LOKAWARTA.COM,KARANGANYAR-Bagi kebanyakan orang, belatung, magot, atau singgat itu nggilani, menjijikan, sumber bibit penyakit. Makanya, mereka berupaya menyingkirkan atau memusnahkan binatang itu. Namun bagi Angga tidak. Belatung punya potensi bisnis untuk dibudidaykan.
“Permintaannya sangat banyak, hingga saya kuwalahan melayani, makanya saya menerapkan pre order karena antrian banyak sedang barangnya terbatas,” kata Angga di sela pameran UMKM di Balai Desa Kwangsan Jumapolo, Kamis (2/5/2022), saat penandatangan program Farmer Organization for Asia (FO4A).
Perkenalan Angga Restu Kurniawan (29) dengan budidaya magot bermula sampah dari rumah makan miliknya sampai ke ruko sebelah karena dibawa tikus waktu malam.Kemudian, dia berfikir bagaimana mengolah sampah itu biar tidak jadi masalah baru.
Lantas, dia mendengar informasi magot dari sebuah ponpes yang disiarkan di televisi. “Saya coba akhirnya sampai sekarang ini malah membawa keuntungan di luar dugaan saya,” katanya.
Langkah awal, dia membeli telur lalat tentara hitam atau hermetia illucens, salah satu jenis lalat yang biasanya ditemukan di tempat-tempat sampah organik. Telurnya dibuat untuk indukan hingga jadi lalat. Sampai lalat itu bertelur, dan 30 persen telur tak tetaskan, karena untuk indukan lagi begitu seterusnya.
Kemudian, lalat itu ditempatkan di jaring untuk berkembang biak. Lalat bertelur diatas media yang aromanya menyengat. Jadi di dalam jaring saya beri pancingan lalat untuk bertelur sekaligus tempat bertelurnya lalat.

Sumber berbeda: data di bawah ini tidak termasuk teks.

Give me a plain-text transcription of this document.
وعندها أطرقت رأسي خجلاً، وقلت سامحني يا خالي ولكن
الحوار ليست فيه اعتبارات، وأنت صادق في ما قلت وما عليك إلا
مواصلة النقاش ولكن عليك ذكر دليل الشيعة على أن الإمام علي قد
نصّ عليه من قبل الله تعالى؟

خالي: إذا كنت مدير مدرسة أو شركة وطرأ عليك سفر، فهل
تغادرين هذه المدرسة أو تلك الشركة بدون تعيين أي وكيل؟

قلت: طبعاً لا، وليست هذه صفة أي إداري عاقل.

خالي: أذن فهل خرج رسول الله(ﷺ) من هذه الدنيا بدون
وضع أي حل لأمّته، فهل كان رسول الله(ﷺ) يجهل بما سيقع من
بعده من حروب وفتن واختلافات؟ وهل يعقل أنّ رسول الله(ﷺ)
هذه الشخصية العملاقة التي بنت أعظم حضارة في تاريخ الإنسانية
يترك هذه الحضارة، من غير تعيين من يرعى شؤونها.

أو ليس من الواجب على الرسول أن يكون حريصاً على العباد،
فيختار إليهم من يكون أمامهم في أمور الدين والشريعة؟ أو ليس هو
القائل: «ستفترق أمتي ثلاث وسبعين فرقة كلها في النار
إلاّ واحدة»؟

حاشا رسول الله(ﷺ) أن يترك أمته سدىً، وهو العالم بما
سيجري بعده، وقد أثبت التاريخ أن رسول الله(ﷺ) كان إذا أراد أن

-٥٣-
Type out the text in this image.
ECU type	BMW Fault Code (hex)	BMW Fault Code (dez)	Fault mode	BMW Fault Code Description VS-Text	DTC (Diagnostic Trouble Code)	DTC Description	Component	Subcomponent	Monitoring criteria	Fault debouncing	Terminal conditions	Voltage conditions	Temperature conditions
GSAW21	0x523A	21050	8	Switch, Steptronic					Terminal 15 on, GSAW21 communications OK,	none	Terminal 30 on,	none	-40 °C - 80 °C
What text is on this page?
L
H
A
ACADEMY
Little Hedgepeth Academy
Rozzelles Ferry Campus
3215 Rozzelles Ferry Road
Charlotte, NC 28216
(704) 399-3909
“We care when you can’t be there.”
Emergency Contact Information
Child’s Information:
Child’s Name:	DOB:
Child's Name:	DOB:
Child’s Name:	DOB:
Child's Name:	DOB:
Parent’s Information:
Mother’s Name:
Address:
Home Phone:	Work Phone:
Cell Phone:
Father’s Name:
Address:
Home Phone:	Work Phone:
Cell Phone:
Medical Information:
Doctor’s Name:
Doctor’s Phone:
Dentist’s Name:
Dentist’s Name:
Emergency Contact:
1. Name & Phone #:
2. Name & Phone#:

Dari telur sampai jadi lalat yang memproduksi telur waktunya sekitar 40 hari. Dan untuk belatung dipanen, umurnya 17-21 hari. Telur dari tempat bertelurnya dikerok untuk ditetaskan dulu dalam waktu 4 hari, menetas menjadi magot.
Magot setelah umur 5 hari baru diberikan sampah organik. “Lalat tentara hitam tak menyebarkan penyakit. Selama tujuh sampai 14 hari minum embun dan tak makan hanya beranak.”
Ada pun untuk menadapatkan sampah organik untuk bahan baku, Angga mencari sisa sisa makanan dari hotel, restoran, rumah makan di pinggir-pinggir jalan. Belakangan, dia juga mencoba kotoran hewan sebagai bahan baku.
“Bahan bakunya ini kan gratis dari sisa sisa makanan dan kotoran, jadi harganya lebih murah,” kata dia yang sebelumnya sempat mengelola resto itu.
Lulusan Tehnik Informatika Universitas Islam Sultan Agung Semarang yang kini tinggal di Jumapolo Karanganyar menawarkan belatung hasil budi dayanya itu secara online melalui media sosial atau market place, selain secara langsung ke komunitas komunitas, terutama penghobi binatang.
Melalui online, wilayah penjualan bisa lebih luas. Dia sempat mengirim magot ke Nusa Tenggara, Aceh, hingga Malaysia. Magot-magot itu dikirim dalam wujud hidup maupun kering yang sudah digoreng atau dioven dan kebanyakan untuk pakan ternak.
Seperti burung, ika, reptil, bahkan kucing sekalipun. Harganya Rp 15.500 per 250 per 250 gram untuk magot kering.
“Rasanya enak seperti laron yang digoreng. Tapi saya sarankan untuk tidak dikonsumsi, karena bisa mengakibatkan alergi sebab bisa menjadi proten asing dalam tubuh,” kata bapak satu anak itu.